In all those cases, my suggestion would be to rename this to writeValueNTimes and then on the callee side we name the data/size to BadData and BadSize and maybe add a comment on why it's bad

bulbazord updated this revision to Diff 527239.May 31 2023, 4:55 PM
  • Add more rigorous testing. Specifically, I'm testing every possible place where we we can bail early from DWARFAbbreviationDeclaration::extract.
  • Replace the writeBadAbbreviationDeclarationData with more specific functions to handle both malformed input and input that is too large (both kinds of LEB128 extraction errors).
fdeazeve accepted this revision.Jun 1 2023, 3:32 AM

The test looks great!

This revision is now accepted and ready to land.Jun 1 2023, 3:32 AM

Looks like some lld-macho tests are failing... I'm looking at them and the debug_abbrev data in them looks malformed. I'll update those tests here as well.

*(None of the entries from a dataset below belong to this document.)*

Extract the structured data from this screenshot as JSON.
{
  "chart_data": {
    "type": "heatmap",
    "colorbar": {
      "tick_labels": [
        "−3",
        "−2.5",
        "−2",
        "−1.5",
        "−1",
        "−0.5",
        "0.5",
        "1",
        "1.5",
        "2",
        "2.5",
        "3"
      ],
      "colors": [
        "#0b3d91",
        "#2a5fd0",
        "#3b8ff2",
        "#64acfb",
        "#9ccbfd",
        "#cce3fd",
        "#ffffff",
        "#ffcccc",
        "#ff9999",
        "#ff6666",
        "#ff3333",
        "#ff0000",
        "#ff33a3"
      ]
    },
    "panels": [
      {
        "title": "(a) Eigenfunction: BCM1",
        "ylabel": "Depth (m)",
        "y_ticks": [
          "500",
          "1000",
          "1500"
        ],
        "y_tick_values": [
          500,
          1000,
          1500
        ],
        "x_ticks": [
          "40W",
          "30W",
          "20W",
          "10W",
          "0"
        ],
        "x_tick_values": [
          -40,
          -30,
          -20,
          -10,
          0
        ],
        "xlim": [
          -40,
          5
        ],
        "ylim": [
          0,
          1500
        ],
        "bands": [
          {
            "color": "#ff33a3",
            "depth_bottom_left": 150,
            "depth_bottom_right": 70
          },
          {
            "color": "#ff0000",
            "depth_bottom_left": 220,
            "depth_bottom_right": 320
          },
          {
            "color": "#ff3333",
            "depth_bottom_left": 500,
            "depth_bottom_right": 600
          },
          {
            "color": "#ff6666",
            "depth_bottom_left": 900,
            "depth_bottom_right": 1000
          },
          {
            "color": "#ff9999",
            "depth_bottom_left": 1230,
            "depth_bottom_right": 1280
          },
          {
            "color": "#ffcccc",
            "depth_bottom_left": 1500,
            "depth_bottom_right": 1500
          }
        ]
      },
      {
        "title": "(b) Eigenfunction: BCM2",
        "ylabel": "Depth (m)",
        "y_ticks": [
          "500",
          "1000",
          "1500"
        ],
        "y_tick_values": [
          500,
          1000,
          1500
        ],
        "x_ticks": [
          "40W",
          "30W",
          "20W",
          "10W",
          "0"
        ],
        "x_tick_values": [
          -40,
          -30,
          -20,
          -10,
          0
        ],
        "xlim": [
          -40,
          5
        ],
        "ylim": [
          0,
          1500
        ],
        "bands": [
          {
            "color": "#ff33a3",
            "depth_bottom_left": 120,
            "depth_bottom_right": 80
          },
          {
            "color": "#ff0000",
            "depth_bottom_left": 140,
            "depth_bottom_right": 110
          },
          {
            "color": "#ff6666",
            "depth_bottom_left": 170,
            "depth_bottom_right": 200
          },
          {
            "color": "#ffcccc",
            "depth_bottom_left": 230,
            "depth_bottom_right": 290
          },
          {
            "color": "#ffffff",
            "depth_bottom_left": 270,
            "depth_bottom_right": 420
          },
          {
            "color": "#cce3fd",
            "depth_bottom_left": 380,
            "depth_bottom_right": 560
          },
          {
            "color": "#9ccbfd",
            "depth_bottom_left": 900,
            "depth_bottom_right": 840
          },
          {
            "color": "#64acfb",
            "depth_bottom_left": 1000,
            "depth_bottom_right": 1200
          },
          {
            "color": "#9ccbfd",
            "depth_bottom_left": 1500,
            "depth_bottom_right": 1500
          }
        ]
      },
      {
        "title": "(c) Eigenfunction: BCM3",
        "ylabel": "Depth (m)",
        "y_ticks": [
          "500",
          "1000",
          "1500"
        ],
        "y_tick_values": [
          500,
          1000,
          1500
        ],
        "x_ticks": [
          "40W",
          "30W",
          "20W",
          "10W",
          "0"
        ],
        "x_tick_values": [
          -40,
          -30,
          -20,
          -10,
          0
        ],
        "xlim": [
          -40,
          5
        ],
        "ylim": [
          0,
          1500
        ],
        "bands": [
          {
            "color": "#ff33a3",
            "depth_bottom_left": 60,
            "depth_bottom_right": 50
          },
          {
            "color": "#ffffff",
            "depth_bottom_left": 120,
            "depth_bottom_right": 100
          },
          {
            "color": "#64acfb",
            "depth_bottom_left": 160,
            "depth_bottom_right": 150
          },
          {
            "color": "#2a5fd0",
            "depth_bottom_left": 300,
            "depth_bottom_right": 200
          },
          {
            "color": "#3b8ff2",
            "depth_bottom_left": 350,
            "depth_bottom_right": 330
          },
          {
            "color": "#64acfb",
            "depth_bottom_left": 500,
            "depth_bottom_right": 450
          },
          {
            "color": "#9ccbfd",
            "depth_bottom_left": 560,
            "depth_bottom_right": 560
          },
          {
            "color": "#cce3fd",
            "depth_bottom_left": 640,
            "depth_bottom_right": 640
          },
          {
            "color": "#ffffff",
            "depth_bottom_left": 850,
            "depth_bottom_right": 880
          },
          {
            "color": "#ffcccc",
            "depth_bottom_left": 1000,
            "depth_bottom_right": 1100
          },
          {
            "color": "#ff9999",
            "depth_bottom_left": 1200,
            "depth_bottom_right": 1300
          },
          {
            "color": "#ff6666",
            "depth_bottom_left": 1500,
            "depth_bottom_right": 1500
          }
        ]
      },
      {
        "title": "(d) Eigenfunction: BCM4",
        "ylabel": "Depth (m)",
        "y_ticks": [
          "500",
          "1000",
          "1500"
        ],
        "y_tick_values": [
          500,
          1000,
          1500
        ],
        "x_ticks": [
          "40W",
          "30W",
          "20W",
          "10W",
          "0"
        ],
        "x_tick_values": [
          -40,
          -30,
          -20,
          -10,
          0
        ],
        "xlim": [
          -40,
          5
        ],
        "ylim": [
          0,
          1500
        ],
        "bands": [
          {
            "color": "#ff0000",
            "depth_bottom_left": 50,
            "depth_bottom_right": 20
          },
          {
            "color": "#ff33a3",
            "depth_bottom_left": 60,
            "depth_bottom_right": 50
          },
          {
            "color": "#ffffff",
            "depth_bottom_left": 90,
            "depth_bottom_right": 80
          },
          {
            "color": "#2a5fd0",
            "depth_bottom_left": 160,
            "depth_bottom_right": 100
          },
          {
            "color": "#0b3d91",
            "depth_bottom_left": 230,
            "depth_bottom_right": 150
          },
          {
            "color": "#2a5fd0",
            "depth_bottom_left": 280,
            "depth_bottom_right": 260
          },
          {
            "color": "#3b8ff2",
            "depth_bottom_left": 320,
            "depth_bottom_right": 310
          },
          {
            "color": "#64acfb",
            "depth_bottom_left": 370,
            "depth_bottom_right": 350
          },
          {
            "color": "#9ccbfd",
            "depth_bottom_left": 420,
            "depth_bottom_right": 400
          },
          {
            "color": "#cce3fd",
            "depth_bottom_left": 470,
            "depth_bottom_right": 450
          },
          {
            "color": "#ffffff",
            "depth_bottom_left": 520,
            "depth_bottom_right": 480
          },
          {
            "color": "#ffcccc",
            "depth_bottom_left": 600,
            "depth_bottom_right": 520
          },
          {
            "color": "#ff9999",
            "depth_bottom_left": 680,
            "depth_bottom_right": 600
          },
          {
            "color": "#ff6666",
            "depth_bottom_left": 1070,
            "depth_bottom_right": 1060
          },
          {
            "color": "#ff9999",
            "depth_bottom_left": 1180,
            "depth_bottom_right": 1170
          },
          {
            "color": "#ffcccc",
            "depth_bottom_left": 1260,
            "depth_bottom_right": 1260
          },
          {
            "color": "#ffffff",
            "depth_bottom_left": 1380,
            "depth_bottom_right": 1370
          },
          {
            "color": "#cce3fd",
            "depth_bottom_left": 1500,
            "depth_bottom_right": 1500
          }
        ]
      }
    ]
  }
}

bulbazord updated this revision to Diff 527627.Jun 1 2023, 2:40 PM

Update lld-macho tests

Herald added a project: Restricted Project. · View Herald TranscriptJun 1 2023, 2:40 PM
Herald added a reviewer: Restricted Project. · View Herald Transcript
bulbazord added a subscriber: int3.Jun 1 2023, 2:43 PM

@int3 Hey can you take a look at the lld tests to make sure I didn't make a mistake? The debug_abbrev sections were malformed, I've manually added the necessary terminating 0s into the tests. They do pass on my machine after the change.

bulbazord updated this revision to Diff 528569.Jun 5 2023, 1:54 PM

Updating for pre-submission checks

int3 added a comment.Jun 5 2023, 4:52 PM

Seems reasonable, I probably deleted those bytes when trying to make a 'minimal' test case

int3 accepted this revision.Jun 5 2023, 4:52 PM

Re-applied as 94935c0d9ac89263dd0d7ce6bfb6f700c0f10fa2